As background for anyone reading this: I am assuming that you have looked at the convergence diagnostics section in the below document, which I should better reference from the manual.
As noted, convergence is anyway something to be a bit wary of because it doesn't tell us if there is some other solution that has not been found.
Also as noted, the convergence diagnostics indicate that the Geweke plot should go to zero, and the ACT plot should first be sloped and then flat.
What if we are applying these to an ensemble of walkers, and not a single chain?
Let's consider what ESS and EJS (aka AIES) do. Those ensembles of walkers communicate and have position movement / exchange. They don't ignore each other. Both of those algorithms are expected to ultimately have all walkers in the HPD.
Actually, even if they were all independent walkers, all or most walkers would end up inside the HPD.
So, at least qualitatively, we'd expect the aggregate chain from all walkers to have the same behavior.
Since convergence is anyway a "nothing is certain" criteria, and since I happen to know your posteriors looked great, I think it is fine.
We see the correct behavior in your convergence graphs. I've seen sloping down like in the ACT graph before followed by another mode coming in -- but I"ve also seen that happen without another mode coming in, and there is always a chance of another mode coming in.
I would just disclose in the paper that the convergence diagnostics were run on the ensemble's full chain and to not worry further.

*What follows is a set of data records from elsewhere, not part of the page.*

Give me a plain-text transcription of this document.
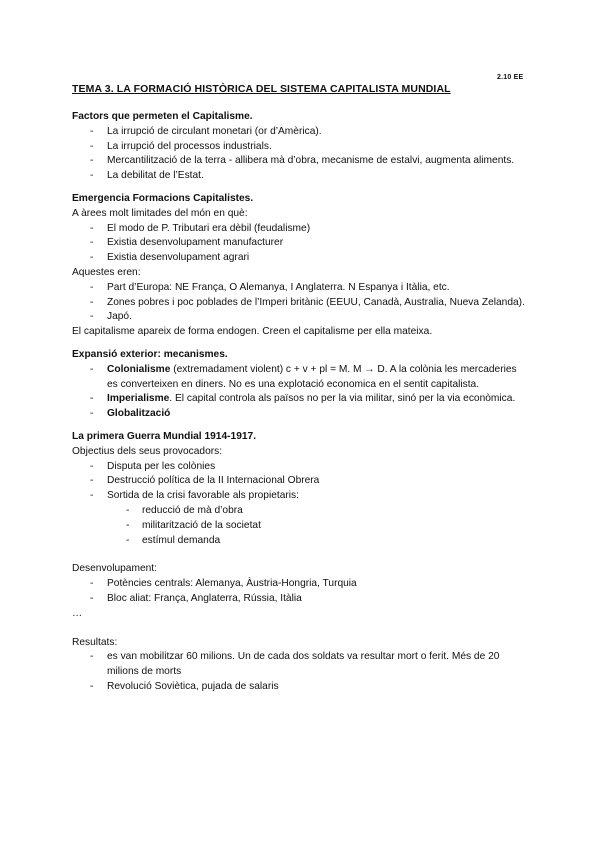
2.10 EE
TEMA 3. LA FORMACIÓ HISTÒRICA DEL SISTEMA CAPITALISTA MUNDIAL
Factors que permeten el Capitalisme.
- La irrupció de circulant monetari (or d’Amèrica).
- La irrupció del processos industrials.
- Mercantilització de la terra - allibera mà d’obra, mecanisme de estalvi, augmenta aliments.
- La debilitat de l’Estat.
Emergencia Formacions Capitalistes.

A àrees molt limitades del món en què:

- El modo de P. Tributari era dèbil (feudalisme)
- Existia desenvolupament manufacturer
- Existia desenvolupament agrari

Aquestes eren:

- Part d’Europa: NE França, O Alemanya, I Anglaterra. N Espanya i Itàlia, etc.
- Zones pobres i poc poblades de l’Imperi britànic (EEUU, Canadà, Australia, Nueva Zelanda).
- Japó.

El capitalisme apareix de forma endogen. Creen el capitalisme per ella mateixa.

Expansió exterior: mecanismes.
- Colonialisme (extremadament violent) c + v + pl = M. M → D. A la colònia les mercaderies es converteixen en diners. No es una explotació economica en el sentit capitalista.
- Imperialisme. El capital controla als països no per la via militar, sinó per la via econòmica.
- Globalització
La primera Guerra Mundial 1914-1917.

Objectius dels seus provocadors:

- Disputa per les colònies
- Destrucció política de la II Internacional Obrera
- Sortida de la crisi favorable als propietaris:
- reducció de mà d’obra
- militarització de la societat
- estímul demanda

Desenvolupament:

- Potències centrals: Alemanya, Àustria-Hongria, Turquia
- Bloc aliat: França, Anglaterra, Rússia, Itàlia

…

Resultats:

- es van mobilitzar 60 milions. Un de cada dos soldats va resultar mort o ferit. Més de 20 milions de morts
- Revolució Soviètica, pujada de salaris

My personal view goes something like this: we do what is computationally reasonable, we look for reasonable results, we check that the convergence diagnostics look reasonable, and we report if they do.
Some problems you can run for a year and the convergence diagnostics still would not look reasonable, for a variety of reasons that I won't explain in this email.
If anyone is really interested, they can look at the two pds linked in the below issues card. I'm particularly fond of the first pdf linked because he is very honest about the reality, is that all you can do is "be paranoid" yet accept "maybe" as the answer about whether convergence has occurred or not. But none of us should go into the level of detail he does for trying to ensure convergence, that's not appropriate for the types of problems we work on. This is no different from being unsure if there are other solutions with conventional parameter estimation. The key is to take reasonable efforts to explore parameter space, check that this specific case has converged reasonably for the computational resources and time we have available, then report what our best answer is so far as a society, and then move to the next research problem.